Lower PSA velocity threshold recommended in young men

Jun 01, 2006

Atlanta-Young men with PSA velocities greater than 0.5 ng/mL/year are at significantly greater risk for prostate cancer, researchers report in a new study. This suggests that the traditional recommendation of a threshold of 0.75 ng/mL/year to distinguish prostate cancer from benign conditions would miss a substantial proportion of prostate cancers among men younger than 60 years of age.

While physicians traditionally have recommended biopsies at PSA cutoff points of 4.0 ng/mL, this cutoff also might be too liberal for younger men, according to study author Robert B. Nadler, MD, associate professor of urology, Feinberg School of Medicine, Northwestern University, Chicago. He presented his research at the AUA annual meeting here.

Dr. Nadler and his colleagues studied a group of men between 1989 to 2001 who were participating in a large prostate cancer screening study. Of the approximately 36,000 men in the study, 6,844 were younger than 60 years at entry, and 346 of those younger men were subsequently diagnosed with prostate cancer. Researchers calculated PSA velocity in those 346 men, using regression analysis the year prior to diagnosis. They examined PSA velocity thresholds for prediction of prostate cancer risk and used multivariate analysis to determine whether PSA velocity was an independent predictor of prostate cancer in men younger than age 60.

"We found that 0.4 ng/mL/year was the best value to help discriminate which young men have prostate cancer, while at the same time, doing the fewest amount of unnecessary biopsies," Dr. Nadler said.

In the study, multivariate analysis restricted to the subgroup of men with total PSA levels of less than 2.5 ng/mL had similar results.

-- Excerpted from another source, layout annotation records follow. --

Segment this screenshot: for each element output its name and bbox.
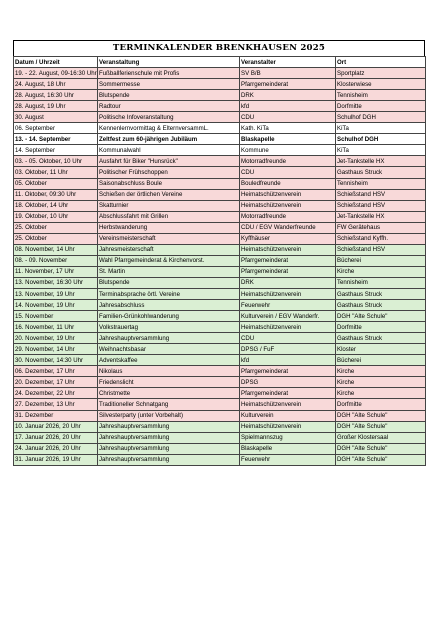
- event-cell: Weihnachtsbasar: [98, 344, 240, 355]
- event-cell: Volkstrauertag: [98, 322, 240, 333]
- event-cell: Politischer Frühschoppen: [98, 167, 240, 178]
- date-cell: 14. September: [14, 145, 98, 156]
- location-cell: Jet-Tankstelle HX: [336, 156, 426, 167]
- location-cell: Kirche: [336, 266, 426, 277]
- organizer-cell: Pfarrgemeinderat: [240, 388, 336, 399]
- date-cell: 25. Oktober: [14, 222, 98, 233]
- organizer-cell: Heimatschützenverein: [240, 200, 336, 211]
- table-row: [14, 266, 426, 277]
- location-cell: Tennisheim: [336, 90, 426, 101]
- location-cell: Kirche: [336, 377, 426, 388]
- organizer-cell: Blaskapelle: [240, 134, 336, 145]
- table-row: [14, 222, 426, 233]
- event-cell: Saisonabschluss Boule: [98, 178, 240, 189]
- table-row: [14, 277, 426, 288]
- organizer-cell: Kyffhäuser: [240, 233, 336, 244]
- table-row: [14, 145, 426, 156]
- table-row: [14, 300, 426, 311]
- header-row: [14, 57, 426, 68]
- event-cell: Abschlussfahrt mit Grillen: [98, 211, 240, 222]
- date-cell: 15. November: [14, 311, 98, 322]
- date-cell: 10. Januar 2026, 20 Uhr: [14, 421, 98, 432]
- organizer-cell: Heimatschützenverein: [240, 399, 336, 410]
- organizer-cell: CDU: [240, 333, 336, 344]
- location-cell: FW Gerätehaus: [336, 222, 426, 233]
- location-cell: Schießstand HSV: [336, 200, 426, 211]
- location-cell: Gasthaus Struck: [336, 167, 426, 178]
- event-cell: Herbstwanderung: [98, 222, 240, 233]
- location-cell: DGH "Alte Schule": [336, 311, 426, 322]
- event-cell: Schießen der örtlichen Vereine: [98, 189, 240, 200]
- location-cell: KiTa: [336, 145, 426, 156]
- event-cell: Zeltfest zum 60-jährigen Jubiläum: [98, 134, 240, 145]
- organizer-cell: Kulturverein / EGV Wanderfr.: [240, 311, 336, 322]
- event-cell: Skatturnier: [98, 200, 240, 211]
- event-cell: Sommermesse: [98, 79, 240, 90]
- organizer-cell: Feuerwehr: [240, 300, 336, 311]
- table-row: [14, 366, 426, 377]
- location-cell: Tennisheim: [336, 178, 426, 189]
- date-cell: 08. November, 14 Uhr: [14, 244, 98, 255]
- event-cell: Friedenslicht: [98, 377, 240, 388]
- date-cell: 27. Dezember, 13 Uhr: [14, 399, 98, 410]
- table-row: [14, 311, 426, 322]
- location-cell: Bücherei: [336, 355, 426, 366]
- event-cell: Politische Infoveranstaltung: [98, 112, 240, 123]
- organizer-cell: Bouledfreunde: [240, 178, 336, 189]
- location-cell: Jet-Tankstelle HX: [336, 211, 426, 222]
- date-cell: 30. August: [14, 112, 98, 123]
- location-cell: Schießstand HSV: [336, 244, 426, 255]
- location-cell: Dorfmitte: [336, 322, 426, 333]
- table-row: [14, 101, 426, 112]
- event-cell: Nikolaus: [98, 366, 240, 377]
- organizer-cell: Heimatschützenverein: [240, 288, 336, 299]
- events-table: [13, 56, 426, 466]
- table-row: [14, 355, 426, 366]
- date-cell: 14. November, 19 Uhr: [14, 300, 98, 311]
- event-cell: Jahresabschluss: [98, 300, 240, 311]
- date-cell: 19. Oktober, 10 Uhr: [14, 211, 98, 222]
- table-row: [14, 344, 426, 355]
- location-cell: Kloster: [336, 344, 426, 355]
- table-row: [14, 68, 426, 79]
- location-cell: Schießstand HSV: [336, 189, 426, 200]
- event-cell: Radtour: [98, 101, 240, 112]
- event-cell: St. Martin: [98, 266, 240, 277]
- organizer-cell: DPSG / FuF: [240, 344, 336, 355]
- event-cell: Jahreshauptversammlung: [98, 333, 240, 344]
- table-row: [14, 189, 426, 200]
- organizer-cell: SV B/B: [240, 68, 336, 79]
- event-cell: Jahreshauptversammlung: [98, 454, 240, 465]
- location-cell: Tennisheim: [336, 277, 426, 288]
- date-cell: 13. - 14. September: [14, 134, 98, 145]
- date-cell: 24. Dezember, 22 Uhr: [14, 388, 98, 399]
- organizer-cell: kfd: [240, 355, 336, 366]
- table-row: [14, 156, 426, 167]
- table-row: [14, 399, 426, 410]
- organizer-cell: Motorradfreunde: [240, 211, 336, 222]
- header-organizer: Veranstalter: [240, 57, 336, 68]
- location-cell: Schulhof DGH: [336, 134, 426, 145]
- location-cell: Großer Klostersaal: [336, 432, 426, 443]
- event-cell: Adventskaffee: [98, 355, 240, 366]
- location-cell: Bücherei: [336, 255, 426, 266]
- page-title: TERMINKALENDER BRENKHAUSEN 2025: [13, 40, 425, 56]
- table-row: [14, 167, 426, 178]
- header-event: Veranstaltung: [98, 57, 240, 68]
- event-cell: Silvesterparty (unter Vorbehalt): [98, 410, 240, 421]
- location-cell: DGH "Alte Schule": [336, 454, 426, 465]
- table-row: [14, 388, 426, 399]
- date-cell: 03. Oktober, 11 Uhr: [14, 167, 98, 178]
- date-cell: 06. Dezember, 17 Uhr: [14, 366, 98, 377]
- organizer-cell: CDU / EGV Wanderfreunde: [240, 222, 336, 233]
- table-row: [14, 432, 426, 443]
- date-cell: 18. Oktober, 14 Uhr: [14, 200, 98, 211]
- location-cell: DGH "Alte Schule": [336, 410, 426, 421]
- table-row: [14, 178, 426, 189]
- event-cell: Wahl Pfarrgemeinderat & Kirchenvorst.: [98, 255, 240, 266]
- event-cell: Blutspende: [98, 90, 240, 101]
- organizer-cell: Kath. KiTa: [240, 123, 336, 134]
- location-cell: Klosterwiese: [336, 79, 426, 90]
- table-row: [14, 288, 426, 299]
- organizer-cell: CDU: [240, 112, 336, 123]
- event-cell: Fußballferienschule mit Profis: [98, 68, 240, 79]
- organizer-cell: Kulturverein: [240, 410, 336, 421]
- location-cell: Kirche: [336, 388, 426, 399]
- organizer-cell: Feuerwehr: [240, 454, 336, 465]
- header-date: Datum / Uhrzeit: [14, 57, 98, 68]
- date-cell: 30. November, 14:30 Uhr: [14, 355, 98, 366]
- event-cell: Jahreshauptversammlung: [98, 443, 240, 454]
- date-cell: 28. August, 16:30 Uhr: [14, 90, 98, 101]
- location-cell: Gasthaus Struck: [336, 300, 426, 311]
- date-cell: 13. November, 19 Uhr: [14, 288, 98, 299]
- event-cell: Ausfahrt für Biker "Hunsrück": [98, 156, 240, 167]
- date-cell: 17. Januar 2026, 20 Uhr: [14, 432, 98, 443]
- location-cell: Sportplatz: [336, 68, 426, 79]
- organizer-cell: Spielmannszug: [240, 432, 336, 443]
- event-cell: Christmette: [98, 388, 240, 399]
- event-cell: Vereinsmeisterschaft: [98, 233, 240, 244]
- organizer-cell: Pfarrgemeinderat: [240, 79, 336, 90]
- table-row: [14, 134, 426, 145]
- location-cell: Kirche: [336, 366, 426, 377]
- location-cell: Dorfmitte: [336, 101, 426, 112]
- organizer-cell: Heimatschützenverein: [240, 421, 336, 432]
- table-row: [14, 90, 426, 101]
- organizer-cell: DPSG: [240, 377, 336, 388]
- date-cell: 05. Oktober: [14, 178, 98, 189]
- event-cell: Jahresmeisterschaft: [98, 244, 240, 255]
- location-cell: Schulhof DGH: [336, 112, 426, 123]
- date-cell: 03. - 05. Oktober, 10 Uhr: [14, 156, 98, 167]
- date-cell: 19. - 22. August, 09-16:30 Uhr: [14, 68, 98, 79]
- header-location: Ort: [336, 57, 426, 68]
- table-row: [14, 410, 426, 421]
- organizer-cell: Kommune: [240, 145, 336, 156]
- organizer-cell: Heimatschützenverein: [240, 189, 336, 200]
- table-row: [14, 443, 426, 454]
- date-cell: 24. August, 18 Uhr: [14, 79, 98, 90]
- table-row: [14, 454, 426, 465]
- organizer-cell: DRK: [240, 90, 336, 101]
- location-cell: Gasthaus Struck: [336, 288, 426, 299]
- date-cell: 16. November, 11 Uhr: [14, 322, 98, 333]
- date-cell: 11. Oktober, 09:30 Uhr: [14, 189, 98, 200]
- date-cell: 28. August, 19 Uhr: [14, 101, 98, 112]
- date-cell: 06. September: [14, 123, 98, 134]
- table-row: [14, 255, 426, 266]
- location-cell: DGH "Alte Schule": [336, 421, 426, 432]
- date-cell: 31. Dezember: [14, 410, 98, 421]
- table-row: [14, 377, 426, 388]
- organizer-cell: Pfarrgemeinderat: [240, 255, 336, 266]
- table-row: [14, 211, 426, 222]
- date-cell: 13. November, 16:30 Uhr: [14, 277, 98, 288]
- table-row: [14, 244, 426, 255]
- table-row: [14, 322, 426, 333]
- event-cell: Terminabsprache örtl. Vereine: [98, 288, 240, 299]
- date-cell: 29. November, 14 Uhr: [14, 344, 98, 355]
- organizer-cell: kfd: [240, 101, 336, 112]
- organizer-cell: CDU: [240, 167, 336, 178]
- table-row: [14, 233, 426, 244]
- table-row: [14, 112, 426, 123]
- event-cell: Traditioneller Schnatgang: [98, 399, 240, 410]
- location-cell: DGH "Alte Schule": [336, 443, 426, 454]
- date-cell: 20. November, 19 Uhr: [14, 333, 98, 344]
- table-row: [14, 200, 426, 211]
- location-cell: KiTa: [336, 123, 426, 134]
- calendar-sheet: [13, 40, 425, 466]
- location-cell: Dorfmitte: [336, 399, 426, 410]
- organizer-cell: DRK: [240, 277, 336, 288]
- date-cell: 31. Januar 2026, 19 Uhr: [14, 454, 98, 465]
- date-cell: 20. Dezember, 17 Uhr: [14, 377, 98, 388]
- table-row: [14, 421, 426, 432]
- event-cell: Kennenlernvormittag & ElternversammL.: [98, 123, 240, 134]
- date-cell: 11. November, 17 Uhr: [14, 266, 98, 277]
- organizer-cell: Pfarrgemeinderat: [240, 266, 336, 277]
- date-cell: 25. Oktober: [14, 233, 98, 244]
- organizer-cell: Motorradfreunde: [240, 156, 336, 167]
- location-cell: Gasthaus Struck: [336, 333, 426, 344]
- date-cell: 08. - 09. November: [14, 255, 98, 266]
- event-cell: Jahreshauptversammlung: [98, 421, 240, 432]
- organizer-cell: Blaskapelle: [240, 443, 336, 454]
- event-cell: Familien-Grünkohlwanderung: [98, 311, 240, 322]
- event-cell: Blutspende: [98, 277, 240, 288]
- event-cell: Kommunalwahl: [98, 145, 240, 156]
- table-row: [14, 79, 426, 90]
- location-cell: Schießstand Kyffh.: [336, 233, 426, 244]
- date-cell: 24. Januar 2026, 20 Uhr: [14, 443, 98, 454]
- organizer-cell: Heimatschützenverein: [240, 244, 336, 255]
- event-cell: Jahreshauptversammlung: [98, 432, 240, 443]
- table-row: [14, 333, 426, 344]
- table-row: [14, 123, 426, 134]
- organizer-cell: Heimatschützenverein: [240, 322, 336, 333]
- organizer-cell: Pfarrgemeinderat: [240, 366, 336, 377]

"What we are saying is [that] PSA velocity is an important measurement. So if your PSA goes from 1.1 to 1.6 ng/ mL/year, that would be indicative of someone who needs a prostate biopsy, but would fall under the traditional total PSA threshold of 2.5 ng/mL," Dr. Nadler said. "Now we know that if your PSA is above the median for your age, you are at a higher risk for developing prostate cancer, so we are watching these patients more carefully than in the past."

The recommended PSA velocity to trigger a biopsy in younger men is 0.4ng/mL/year or higher, according to Dr. Nadler. These findings will change practice dramatically, especially among those physicians who still debate PSA screening and cutoff points or those who believe that the normal cutoff point is 4.0 ng/mL.

"PSA is probably best at predicting cancer in younger men, rather than older men," Dr. Nadler said. "The reason is that there is going to be less background noise from BPH, which also makes the PSA go up.